Truth be told, as hardnosed as I try to present my self, I had tried to run him off two nights earlier. He and I scared the daylights out of each other when I came on him while collecting laundry. If I hadn't dropped the laundry basket between us when I reached for the broomstick to run him off with it could have been ugly. The problem is once they learn food is available they will keep coming back. Now he sat at the cats dish glairing at me as if to say "I would have seconds when you have time."

Since he was on the porch I stepped into the house and got the old Winchester 69A .22 my Dad taught me to shoot with. I wanted something that would stay in friend possum. I also wanted something that shot strait enough to put him down instantly. I wanted to take him out but didn't want him to suffer. One shot and it was all over. The cats were gone and Bear wanted to know what he had missed.

This happens about half a dozen times a year. It isn't all bad news. Half the time the intruders are raccoons and they end up in the freezer. Waste not, want not. I wonder how one cooks possum?


  1. You did what had to be done, once the critters move in they think they own it all.

    That's a fine looking old rifle you have there.

  2. I actually had a Possum charge me after I put some number six shot in him. It took many rounds to finally kill him. Amazing critters at times. I hate to kill them these days but if they come around the house and get in my garage they get zapped.
    I tried to skin and clean the first one I killed to try and bake him and found him about as wrenchingly foul smelling as you can imagine.

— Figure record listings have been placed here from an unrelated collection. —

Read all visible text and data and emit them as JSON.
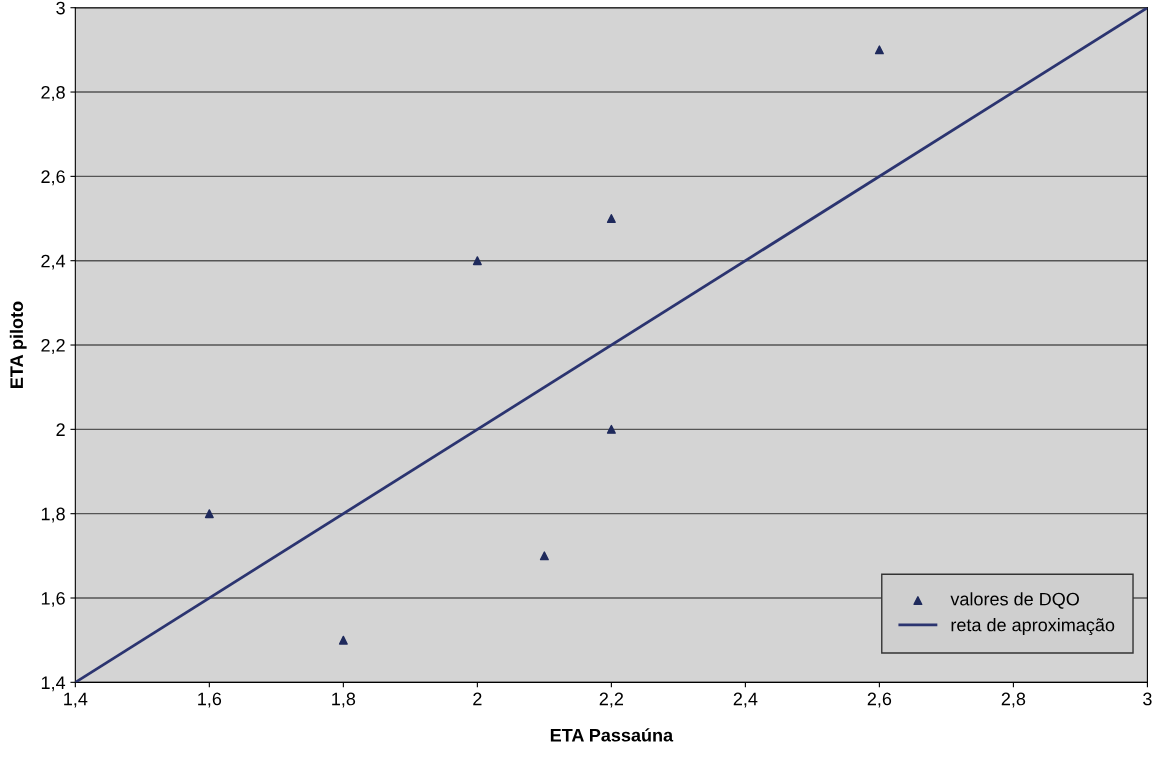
{
  "chart_data": {
    "type": "scatter",
    "xlabel": "ETA Passaúna",
    "ylabel": "ETA piloto",
    "xlim": [
      1.4,
      3
    ],
    "ylim": [
      1.4,
      3
    ],
    "xticks": [
      {
        "value": 1.4,
        "label": "1,4"
      },
      {
        "value": 1.6,
        "label": "1,6"
      },
      {
        "value": 1.8,
        "label": "1,8"
      },
      {
        "value": 2,
        "label": "2"
      },
      {
        "value": 2.2,
        "label": "2,2"
      },
      {
        "value": 2.4,
        "label": "2,4"
      },
      {
        "value": 2.6,
        "label": "2,6"
      },
      {
        "value": 2.8,
        "label": "2,8"
      },
      {
        "value": 3,
        "label": "3"
      }
    ],
    "yticks": [
      {
        "value": 1.4,
        "label": "1,4"
      },
      {
        "value": 1.6,
        "label": "1,6"
      },
      {
        "value": 1.8,
        "label": "1,8"
      },
      {
        "value": 2,
        "label": "2"
      },
      {
        "value": 2.2,
        "label": "2,2"
      },
      {
        "value": 2.4,
        "label": "2,4"
      },
      {
        "value": 2.6,
        "label": "2,6"
      },
      {
        "value": 2.8,
        "label": "2,8"
      },
      {
        "value": 3,
        "label": "3"
      }
    ],
    "grid": "y",
    "legend": "bottom right",
    "series": [
      {
        "name": "valores de DQO",
        "marker": "triangle",
        "color": "#1f2a5c",
        "x": [
          1.6,
          1.8,
          2.0,
          2.1,
          2.2,
          2.2,
          2.6
        ],
        "values": [
          1.8,
          1.5,
          2.4,
          1.7,
          2.5,
          2.0,
          2.9
        ]
      },
      {
        "name": "reta de aproximação",
        "type": "line",
        "marker": "none",
        "color": "#2b3470",
        "x": [
          1.4,
          3
        ],
        "values": [
          1.4,
          3
        ]
      }
    ]
  }
}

  3. Thanks Zack, this old Winchester bolt action .22 and Dad's 1894 30-30 are his only two firearms still with us. His Winchester Model 12 left with some jerk that broke into my brothers house years ago. I still put both of them to good use.
    Welcome to Gary from Kansas. Thanks for comment and I hope it's the first of many. Like you I would prefer to leave the beasties go their own way, but if they are on the porch or messing with the chickens or rabbits their toast. If we find them on the wild part of the property I usually don't mess with them, even the snakes.
    Prepairing game meet is a bit different from processing farm animals. I know the biggest thing is to dress them out at once, and them put the meat in ice and salt water to draw out the blood. This is true be it raccoon, rabbit or deer.
    If I come up with a good way to deal with possum I will post it.

  4. OK, big he-man hunter. How's about the blood stains on the porch and table? I didn't shoot it, dear. Yeah, yeah, I know ... ambiance.

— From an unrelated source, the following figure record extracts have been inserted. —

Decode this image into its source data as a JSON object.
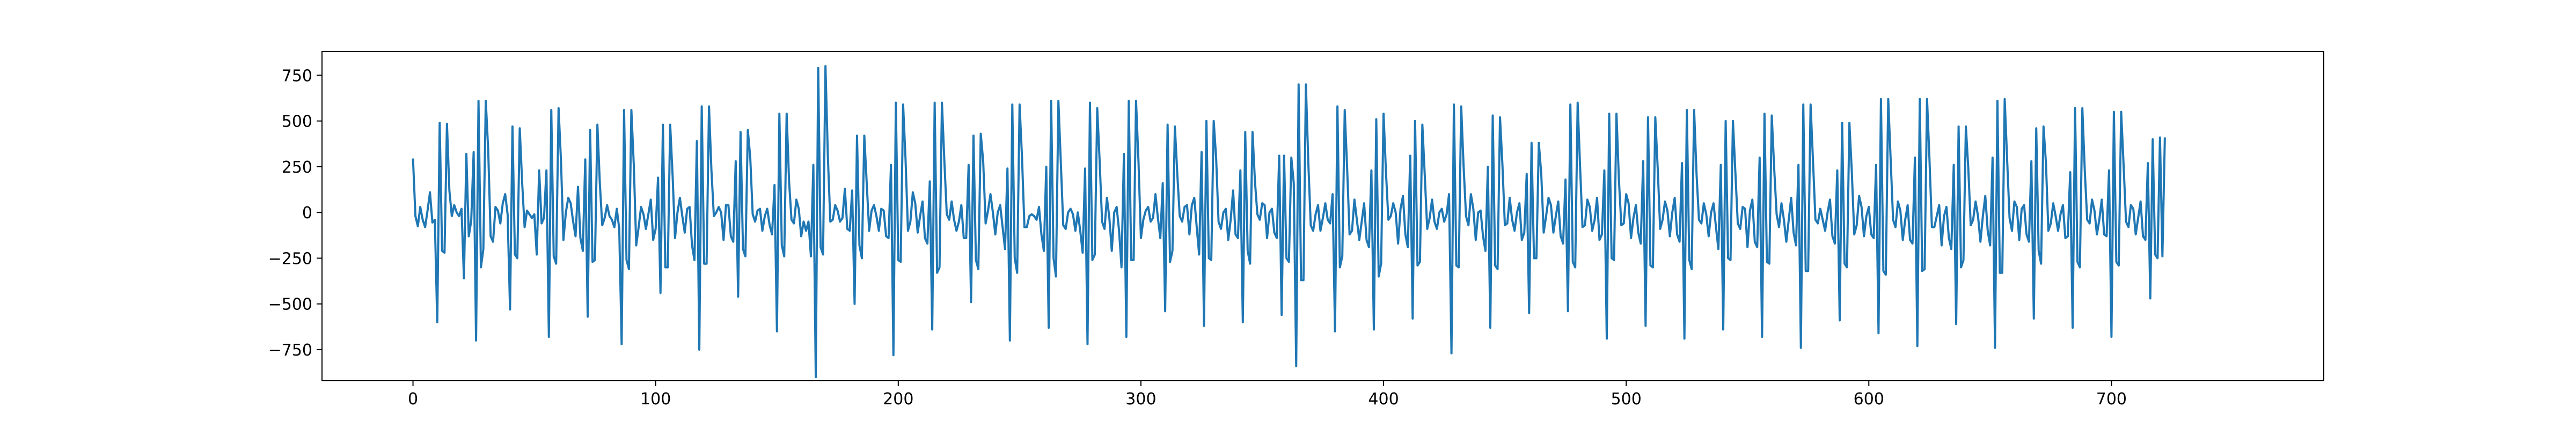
{
  "chart_data": {
    "type": "line",
    "title": "",
    "xlabel": "",
    "ylabel": "",
    "xlim": [
      -37.5,
      787.5
    ],
    "ylim": [
      -920,
      880
    ],
    "x_ticks": [
      0,
      100,
      200,
      300,
      400,
      500,
      600,
      700
    ],
    "y_ticks": [
      -750,
      -500,
      -250,
      0,
      250,
      500,
      750
    ],
    "x_tick_labels": [
      "0",
      "100",
      "200",
      "300",
      "400",
      "500",
      "600",
      "700"
    ],
    "y_tick_labels": [
      "−750",
      "−500",
      "−250",
      "0",
      "250",
      "500",
      "750"
    ],
    "grid": false,
    "legend": "none",
    "line_color": "#1f77b4",
    "series": [
      {
        "x_start": 0,
        "x_step": 1,
        "values": [
          295,
          -20,
          -75,
          30,
          -40,
          -80,
          10,
          110,
          -55,
          -40,
          -600,
          490,
          -210,
          -220,
          485,
          120,
          -20,
          40,
          0,
          -20,
          20,
          -360,
          320,
          -130,
          -45,
          330,
          -700,
          610,
          -300,
          -200,
          610,
          340,
          -130,
          -160,
          30,
          10,
          -60,
          50,
          100,
          -10,
          -530,
          470,
          -230,
          -250,
          460,
          160,
          -80,
          10,
          -10,
          -30,
          -10,
          -230,
          230,
          -60,
          -30,
          230,
          -680,
          560,
          -240,
          -280,
          570,
          280,
          -150,
          0,
          80,
          50,
          -50,
          -130,
          140,
          -140,
          -210,
          290,
          -570,
          450,
          -270,
          -260,
          480,
          160,
          -70,
          -30,
          40,
          -20,
          -40,
          -80,
          20,
          -90,
          -720,
          560,
          -260,
          -310,
          560,
          260,
          -180,
          -80,
          30,
          -10,
          -90,
          -10,
          70,
          -150,
          -90,
          190,
          -440,
          480,
          -300,
          -300,
          480,
          200,
          -140,
          0,
          80,
          -20,
          -110,
          20,
          30,
          -180,
          -260,
          390,
          -750,
          580,
          -280,
          -280,
          580,
          230,
          -20,
          0,
          30,
          0,
          -150,
          40,
          40,
          -130,
          -160,
          280,
          -460,
          440,
          -200,
          -240,
          450,
          300,
          -10,
          -50,
          10,
          20,
          -100,
          -20,
          20,
          -70,
          -120,
          150,
          -650,
          540,
          -180,
          -240,
          540,
          170,
          -40,
          -60,
          70,
          20,
          -130,
          -50,
          -100,
          -50,
          -240,
          260,
          -900,
          790,
          -190,
          -230,
          800,
          300,
          -50,
          -40,
          40,
          10,
          -50,
          -30,
          130,
          -90,
          -100,
          120,
          -500,
          420,
          -180,
          -250,
          420,
          160,
          -100,
          10,
          40,
          -20,
          -100,
          20,
          10,
          -130,
          -140,
          260,
          -780,
          600,
          -260,
          -270,
          590,
          290,
          -100,
          -50,
          110,
          50,
          -110,
          -20,
          60,
          -140,
          -170,
          170,
          -640,
          600,
          -330,
          -300,
          600,
          280,
          -10,
          -40,
          60,
          -40,
          -100,
          -50,
          40,
          -140,
          -140,
          260,
          -490,
          420,
          -260,
          -310,
          430,
          280,
          -60,
          10,
          100,
          0,
          -120,
          0,
          40,
          -80,
          -200,
          240,
          -700,
          590,
          -250,
          -330,
          590,
          300,
          -80,
          -80,
          -20,
          -10,
          -20,
          -40,
          30,
          -120,
          -210,
          250,
          -630,
          610,
          -250,
          -350,
          610,
          270,
          -70,
          -90,
          0,
          20,
          -10,
          -100,
          0,
          -100,
          -220,
          240,
          -720,
          600,
          -260,
          -230,
          570,
          280,
          -50,
          -90,
          80,
          -30,
          -210,
          0,
          30,
          -100,
          -300,
          320,
          -680,
          610,
          -260,
          -260,
          610,
          280,
          -140,
          -40,
          10,
          30,
          -50,
          -30,
          100,
          -30,
          -140,
          160,
          -540,
          480,
          -270,
          -210,
          470,
          210,
          -20,
          -50,
          30,
          40,
          -120,
          40,
          80,
          -80,
          -230,
          330,
          -620,
          500,
          -250,
          -260,
          500,
          300,
          -50,
          -90,
          0,
          20,
          -150,
          -40,
          120,
          -120,
          -140,
          230,
          -600,
          440,
          -210,
          -280,
          440,
          170,
          -10,
          -40,
          50,
          40,
          -140,
          0,
          20,
          -110,
          -140,
          310,
          -560,
          310,
          -250,
          -270,
          300,
          160,
          -840,
          700,
          -370,
          -370,
          700,
          270,
          -70,
          -100,
          -10,
          40,
          -100,
          -30,
          50,
          -40,
          -60,
          100,
          -650,
          580,
          -300,
          -240,
          560,
          240,
          -120,
          -100,
          70,
          -40,
          -150,
          -50,
          50,
          -150,
          -190,
          230,
          -640,
          510,
          -350,
          -280,
          540,
          220,
          -40,
          -20,
          50,
          0,
          -170,
          20,
          90,
          -120,
          -190,
          310,
          -580,
          500,
          -290,
          -270,
          480,
          200,
          -90,
          -30,
          70,
          -50,
          -90,
          0,
          20,
          -50,
          -10,
          100,
          -770,
          590,
          -290,
          -300,
          580,
          250,
          -20,
          -70,
          100,
          20,
          -150,
          0,
          10,
          -130,
          -210,
          250,
          -630,
          530,
          -290,
          -310,
          520,
          260,
          -70,
          -60,
          80,
          -40,
          -100,
          0,
          50,
          -150,
          -110,
          210,
          -550,
          380,
          -250,
          -250,
          380,
          210,
          -110,
          -20,
          80,
          40,
          -110,
          -20,
          60,
          -130,
          -170,
          180,
          -540,
          590,
          -270,
          -300,
          600,
          250,
          -80,
          -70,
          70,
          30,
          -100,
          -40,
          80,
          -150,
          -120,
          230,
          -690,
          540,
          -250,
          -260,
          540,
          180,
          -70,
          -60,
          100,
          50,
          -140,
          -30,
          40,
          -110,
          -170,
          280,
          -620,
          520,
          -290,
          -300,
          520,
          240,
          -90,
          -40,
          60,
          10,
          -130,
          0,
          80,
          -120,
          -160,
          270,
          -690,
          560,
          -260,
          -310,
          560,
          210,
          -40,
          -60,
          50,
          -10,
          -130,
          0,
          50,
          -80,
          -200,
          260,
          -640,
          500,
          -250,
          -260,
          500,
          220,
          -60,
          -90,
          30,
          20,
          -190,
          10,
          70,
          -160,
          -190,
          300,
          -680,
          540,
          -270,
          -280,
          530,
          240,
          -10,
          -80,
          50,
          -40,
          -160,
          -40,
          80,
          -110,
          -180,
          260,
          -740,
          590,
          -320,
          -320,
          590,
          280,
          -40,
          -60,
          20,
          -40,
          -100,
          0,
          70,
          -130,
          -170,
          230,
          -590,
          490,
          -280,
          -300,
          490,
          220,
          -120,
          -70,
          90,
          30,
          -130,
          -20,
          30,
          -120,
          -140,
          260,
          -660,
          620,
          -320,
          -340,
          620,
          290,
          -40,
          -80,
          60,
          10,
          -150,
          -40,
          40,
          -150,
          -170,
          300,
          -730,
          620,
          -320,
          -310,
          620,
          290,
          -80,
          -80,
          -20,
          40,
          -180,
          -20,
          30,
          -140,
          -200,
          260,
          -610,
          470,
          -300,
          -260,
          470,
          240,
          -70,
          -40,
          60,
          -20,
          -160,
          -20,
          90,
          -100,
          -180,
          300,
          -740,
          610,
          -330,
          -330,
          620,
          290,
          -30,
          -100,
          60,
          30,
          -150,
          20,
          40,
          -120,
          -160,
          280,
          -580,
          460,
          -210,
          -280,
          470,
          270,
          -100,
          -60,
          50,
          -20,
          -100,
          -10,
          40,
          -140,
          -130,
          220,
          -630,
          570,
          -270,
          -300,
          570,
          230,
          -40,
          -60,
          70,
          10,
          -120,
          -40,
          70,
          -120,
          -130,
          230,
          -680,
          550,
          -270,
          -290,
          550,
          260,
          -50,
          -80,
          40,
          20,
          -120,
          -30,
          60,
          -130,
          -150,
          270,
          -470,
          400,
          -230,
          -250,
          410,
          -240,
          410
        ]
      }
    ]
  }
}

  5. I understand the desire to get rid of a problem opossum, it's raccoons around here, but you don't have to worry much about them being rabid. Their low metabolism makes it difficult for the rabies virus to survive, so it is very rare. Oh, and I really like that rifle.

  6. My father told me they were greasy. (Just a bit of insight to depression era Texas that I hadn't known.)

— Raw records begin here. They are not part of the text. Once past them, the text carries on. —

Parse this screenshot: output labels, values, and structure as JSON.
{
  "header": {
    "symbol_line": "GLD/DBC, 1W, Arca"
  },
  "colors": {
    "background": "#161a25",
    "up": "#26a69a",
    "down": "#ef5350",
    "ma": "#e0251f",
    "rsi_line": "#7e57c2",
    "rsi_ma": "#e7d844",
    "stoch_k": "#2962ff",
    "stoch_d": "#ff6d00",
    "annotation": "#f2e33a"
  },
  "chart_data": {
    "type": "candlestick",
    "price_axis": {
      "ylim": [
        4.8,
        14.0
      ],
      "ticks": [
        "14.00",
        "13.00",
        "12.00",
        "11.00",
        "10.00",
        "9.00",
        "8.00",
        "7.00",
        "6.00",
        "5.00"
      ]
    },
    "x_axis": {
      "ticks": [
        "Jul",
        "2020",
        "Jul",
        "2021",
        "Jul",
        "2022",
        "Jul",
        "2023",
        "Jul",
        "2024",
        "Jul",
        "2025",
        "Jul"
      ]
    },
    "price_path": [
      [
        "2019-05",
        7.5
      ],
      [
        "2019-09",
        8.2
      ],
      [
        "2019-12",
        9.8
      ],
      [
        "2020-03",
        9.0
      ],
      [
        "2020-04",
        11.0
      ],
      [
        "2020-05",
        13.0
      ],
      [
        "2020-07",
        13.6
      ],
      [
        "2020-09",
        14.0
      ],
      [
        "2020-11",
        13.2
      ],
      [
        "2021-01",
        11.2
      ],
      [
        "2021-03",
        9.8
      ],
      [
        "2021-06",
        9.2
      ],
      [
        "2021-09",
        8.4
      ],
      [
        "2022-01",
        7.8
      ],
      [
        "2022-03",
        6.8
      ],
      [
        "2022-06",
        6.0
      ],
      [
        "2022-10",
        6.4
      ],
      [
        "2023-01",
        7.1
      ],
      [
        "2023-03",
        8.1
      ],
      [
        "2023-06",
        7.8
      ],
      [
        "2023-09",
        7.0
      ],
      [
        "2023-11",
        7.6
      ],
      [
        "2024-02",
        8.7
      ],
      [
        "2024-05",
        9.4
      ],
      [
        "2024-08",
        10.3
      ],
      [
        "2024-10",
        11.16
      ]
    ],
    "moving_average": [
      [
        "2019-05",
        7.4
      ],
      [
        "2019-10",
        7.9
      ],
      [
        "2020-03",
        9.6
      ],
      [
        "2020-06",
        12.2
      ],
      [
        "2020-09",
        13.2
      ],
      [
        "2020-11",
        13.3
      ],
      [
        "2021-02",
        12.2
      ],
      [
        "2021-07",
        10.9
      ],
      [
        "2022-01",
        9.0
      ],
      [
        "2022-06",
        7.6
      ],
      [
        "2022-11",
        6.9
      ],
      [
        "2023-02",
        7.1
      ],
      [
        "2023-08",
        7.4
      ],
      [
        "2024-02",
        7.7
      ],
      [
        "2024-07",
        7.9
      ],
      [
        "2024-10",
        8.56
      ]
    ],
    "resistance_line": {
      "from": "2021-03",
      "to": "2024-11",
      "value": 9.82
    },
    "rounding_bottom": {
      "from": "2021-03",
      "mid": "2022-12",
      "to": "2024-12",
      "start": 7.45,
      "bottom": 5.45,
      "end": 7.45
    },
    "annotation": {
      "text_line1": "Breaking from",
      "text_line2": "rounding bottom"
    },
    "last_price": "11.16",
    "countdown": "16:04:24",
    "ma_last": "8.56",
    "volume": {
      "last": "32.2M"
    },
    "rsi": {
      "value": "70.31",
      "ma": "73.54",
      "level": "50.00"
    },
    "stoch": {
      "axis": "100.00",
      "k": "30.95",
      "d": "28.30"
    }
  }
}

  7. I had talked to the local game warden about raccoons and he said the same thing about their not being rabid. Good to know as many of them we have around here.
    In addition to the one's on the porch I put a couple of live traps out around the chicken pens from time to time. One empty penut butter jar + one live trap = raccoon in the freezer!
    I have been shooting that little single shot winchester at least 50 years starting when my Dad taught me. All of the kids have shot it, including now grand kids. It's still as accrate as ever.
    Thanks speaking up Sherm and welcome. I'm going to guess your talking about possum being greassy. I have heard that too but it could be how the meat was prepaired for cooking.
    I would ask a favor as you mention you father and depression era Texas. My wife, Helene, has been collecting "Hard time meals" recipes (can you tell I can't spell?). If your father had any other wisdom to share on the subject I know she would be grateful.

  8. Most of the recipes I've come across seem to agree on boiling the critter, with some going so far as to suggest that you ought to soak it in salt water overnight. Some suggest removing the fat, as this can apparently convey a gamey, greasy flavor. There seems to be a considerable tradition of eating these things in the Southern USA, so they're probably not completely unpalatable. They're supposed to go well with potatoes.